An hour later and, in the words of our Principal, we had become Masters. We all made it across the stage safely, stopping briefly to have the Principal hit us on the head with John Knox's breeches with the words "et super te". We processed proudly along North Street from Younger Hall to St Sal's Quad, stopping to stamp on the PH for the first time! 

It's now down to the wee brother to carry on the Patterson legacy in the Bubble! 

I've always thought that birthdays are a better time to evaluate life than New Year, and I like how mine falls between academic years. This year has been an incredibly busy and rich one. In many ways it's also been quite hard. I've made mistakes but I've corrected and learned from them as best I could. I've made difficult decisions under stress and learned how to support my family and friends in new ways. 
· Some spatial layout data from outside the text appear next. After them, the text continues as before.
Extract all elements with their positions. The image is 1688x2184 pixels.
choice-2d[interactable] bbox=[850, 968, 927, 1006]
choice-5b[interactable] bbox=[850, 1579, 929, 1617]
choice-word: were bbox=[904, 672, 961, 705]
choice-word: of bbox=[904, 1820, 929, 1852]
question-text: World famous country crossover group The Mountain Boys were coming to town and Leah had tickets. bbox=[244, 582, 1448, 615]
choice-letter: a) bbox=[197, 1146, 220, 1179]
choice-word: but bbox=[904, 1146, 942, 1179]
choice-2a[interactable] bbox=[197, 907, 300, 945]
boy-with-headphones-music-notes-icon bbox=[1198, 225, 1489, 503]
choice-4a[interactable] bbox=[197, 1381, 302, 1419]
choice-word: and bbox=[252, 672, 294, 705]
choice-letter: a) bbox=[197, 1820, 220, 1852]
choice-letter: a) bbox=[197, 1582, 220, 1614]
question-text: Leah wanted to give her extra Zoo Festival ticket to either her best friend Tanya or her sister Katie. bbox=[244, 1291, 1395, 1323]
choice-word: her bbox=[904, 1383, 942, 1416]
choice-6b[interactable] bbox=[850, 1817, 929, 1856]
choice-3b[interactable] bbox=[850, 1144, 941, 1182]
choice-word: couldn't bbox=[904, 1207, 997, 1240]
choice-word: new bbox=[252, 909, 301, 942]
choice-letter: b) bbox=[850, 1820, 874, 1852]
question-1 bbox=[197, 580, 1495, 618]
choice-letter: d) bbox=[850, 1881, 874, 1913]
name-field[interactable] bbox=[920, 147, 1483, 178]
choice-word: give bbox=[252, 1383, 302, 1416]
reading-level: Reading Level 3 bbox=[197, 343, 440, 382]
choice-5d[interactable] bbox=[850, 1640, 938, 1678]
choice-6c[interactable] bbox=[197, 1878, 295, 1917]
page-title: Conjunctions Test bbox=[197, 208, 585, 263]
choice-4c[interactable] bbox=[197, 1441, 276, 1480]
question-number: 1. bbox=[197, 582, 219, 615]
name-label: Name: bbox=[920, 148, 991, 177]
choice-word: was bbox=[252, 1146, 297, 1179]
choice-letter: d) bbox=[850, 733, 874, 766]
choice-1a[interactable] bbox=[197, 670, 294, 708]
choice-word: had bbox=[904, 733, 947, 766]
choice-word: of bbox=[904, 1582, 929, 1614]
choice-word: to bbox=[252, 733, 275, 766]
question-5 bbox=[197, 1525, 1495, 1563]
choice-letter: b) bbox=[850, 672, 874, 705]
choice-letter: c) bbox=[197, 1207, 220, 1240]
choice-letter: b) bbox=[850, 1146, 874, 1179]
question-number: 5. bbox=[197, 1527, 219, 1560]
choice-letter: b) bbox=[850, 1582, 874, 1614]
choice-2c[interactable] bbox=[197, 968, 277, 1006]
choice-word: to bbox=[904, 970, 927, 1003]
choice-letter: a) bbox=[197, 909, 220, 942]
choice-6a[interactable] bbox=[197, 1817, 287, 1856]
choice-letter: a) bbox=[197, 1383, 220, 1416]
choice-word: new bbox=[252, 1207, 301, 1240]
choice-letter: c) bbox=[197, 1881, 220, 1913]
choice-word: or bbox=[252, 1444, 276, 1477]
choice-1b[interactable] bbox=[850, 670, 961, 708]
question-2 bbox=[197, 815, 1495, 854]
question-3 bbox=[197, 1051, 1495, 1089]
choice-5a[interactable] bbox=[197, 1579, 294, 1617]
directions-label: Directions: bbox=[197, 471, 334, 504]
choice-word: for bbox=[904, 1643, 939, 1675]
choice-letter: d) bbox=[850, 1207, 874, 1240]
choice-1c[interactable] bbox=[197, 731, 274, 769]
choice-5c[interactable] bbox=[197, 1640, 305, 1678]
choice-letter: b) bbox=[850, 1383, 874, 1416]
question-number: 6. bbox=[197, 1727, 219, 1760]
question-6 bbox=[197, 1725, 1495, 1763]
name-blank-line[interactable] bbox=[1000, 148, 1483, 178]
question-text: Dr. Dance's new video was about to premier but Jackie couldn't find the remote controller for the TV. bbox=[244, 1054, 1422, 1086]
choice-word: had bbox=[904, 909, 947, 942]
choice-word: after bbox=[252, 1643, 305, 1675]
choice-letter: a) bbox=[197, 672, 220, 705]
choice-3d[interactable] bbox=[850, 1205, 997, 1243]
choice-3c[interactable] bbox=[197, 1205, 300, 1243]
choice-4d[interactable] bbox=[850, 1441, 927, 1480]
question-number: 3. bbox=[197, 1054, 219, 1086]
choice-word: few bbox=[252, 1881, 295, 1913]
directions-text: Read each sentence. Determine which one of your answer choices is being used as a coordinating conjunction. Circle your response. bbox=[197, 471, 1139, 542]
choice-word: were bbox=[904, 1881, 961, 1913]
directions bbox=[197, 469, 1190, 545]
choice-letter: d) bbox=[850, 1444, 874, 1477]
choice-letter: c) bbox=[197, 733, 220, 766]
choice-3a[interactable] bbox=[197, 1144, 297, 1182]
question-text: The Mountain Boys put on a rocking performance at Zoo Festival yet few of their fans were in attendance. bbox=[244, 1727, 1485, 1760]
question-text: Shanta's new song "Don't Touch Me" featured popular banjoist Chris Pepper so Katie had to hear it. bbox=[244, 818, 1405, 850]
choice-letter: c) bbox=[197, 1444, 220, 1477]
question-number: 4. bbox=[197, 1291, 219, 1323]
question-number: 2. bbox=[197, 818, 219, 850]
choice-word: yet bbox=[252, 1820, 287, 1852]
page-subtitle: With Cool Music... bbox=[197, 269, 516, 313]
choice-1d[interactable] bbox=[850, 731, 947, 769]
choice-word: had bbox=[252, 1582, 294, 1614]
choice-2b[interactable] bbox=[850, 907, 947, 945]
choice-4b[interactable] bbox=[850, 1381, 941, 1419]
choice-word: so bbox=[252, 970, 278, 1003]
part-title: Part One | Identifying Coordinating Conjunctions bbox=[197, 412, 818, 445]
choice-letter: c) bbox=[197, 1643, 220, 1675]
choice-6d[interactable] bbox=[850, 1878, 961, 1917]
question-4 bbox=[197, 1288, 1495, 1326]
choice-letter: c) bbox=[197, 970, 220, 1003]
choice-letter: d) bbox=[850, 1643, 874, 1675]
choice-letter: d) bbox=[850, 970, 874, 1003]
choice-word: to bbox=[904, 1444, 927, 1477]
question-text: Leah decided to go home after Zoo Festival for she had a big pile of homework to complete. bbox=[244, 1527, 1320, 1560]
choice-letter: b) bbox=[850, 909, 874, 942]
Outside of academia, I feel so lucky to have studied in a town where it's so easy to meet and mobilise like-minded people and achieve things together - whether editing magazines and journals, running life drawing, or doing student publicity for StAnza, these activities have taught me just as much as my professors and lecturers. I learned a lot in my job in University Development, but also from the fireside after parties in our cottage ending in sunrise walks; from spontaneous dancing on strangers' tables; conversations over cigarettes hanging out of windows; excursions into the North Sea; drawn-out potluck dinners; exhibitions and poetry slams; singing sessions by the piano; movies watched squeezed on to friends' beds. 

I'm so grateful to the wonderful people I've mey here for all the different ways of thinking and being that they've opened my mind to. I'm grateful to my parents for their unfailing support, encouragement, belief in me, and a solid cultural education! 

And I find it difficult to express how grateful I am to this guy. 

Next year is going to be vastly different, but just like St Andrews it will be challenging and exciting, and I know I leave with friends on every continent. Being surrounded by people from all over the world has been just as important as studying IR for me. I keep coming back to something Diana Athill wrote. While her life wasn't perfect, she said that the three years she spent at Oxford where important if only for the chunk of intense happiness they represented. That happiness - the ability to talk loudly and pretentiously in coffee shops unhindered, to participate in ancient traditions, learn and love without responsibility - set her up with a kind of mattress of pleasure and contentment to fall back on when things did get tough. 

This is largely how I feel about St Andrews. Now, I want to use what I've been lucky enough to learn in the hope that other people can have that same 'happiness mattress' too.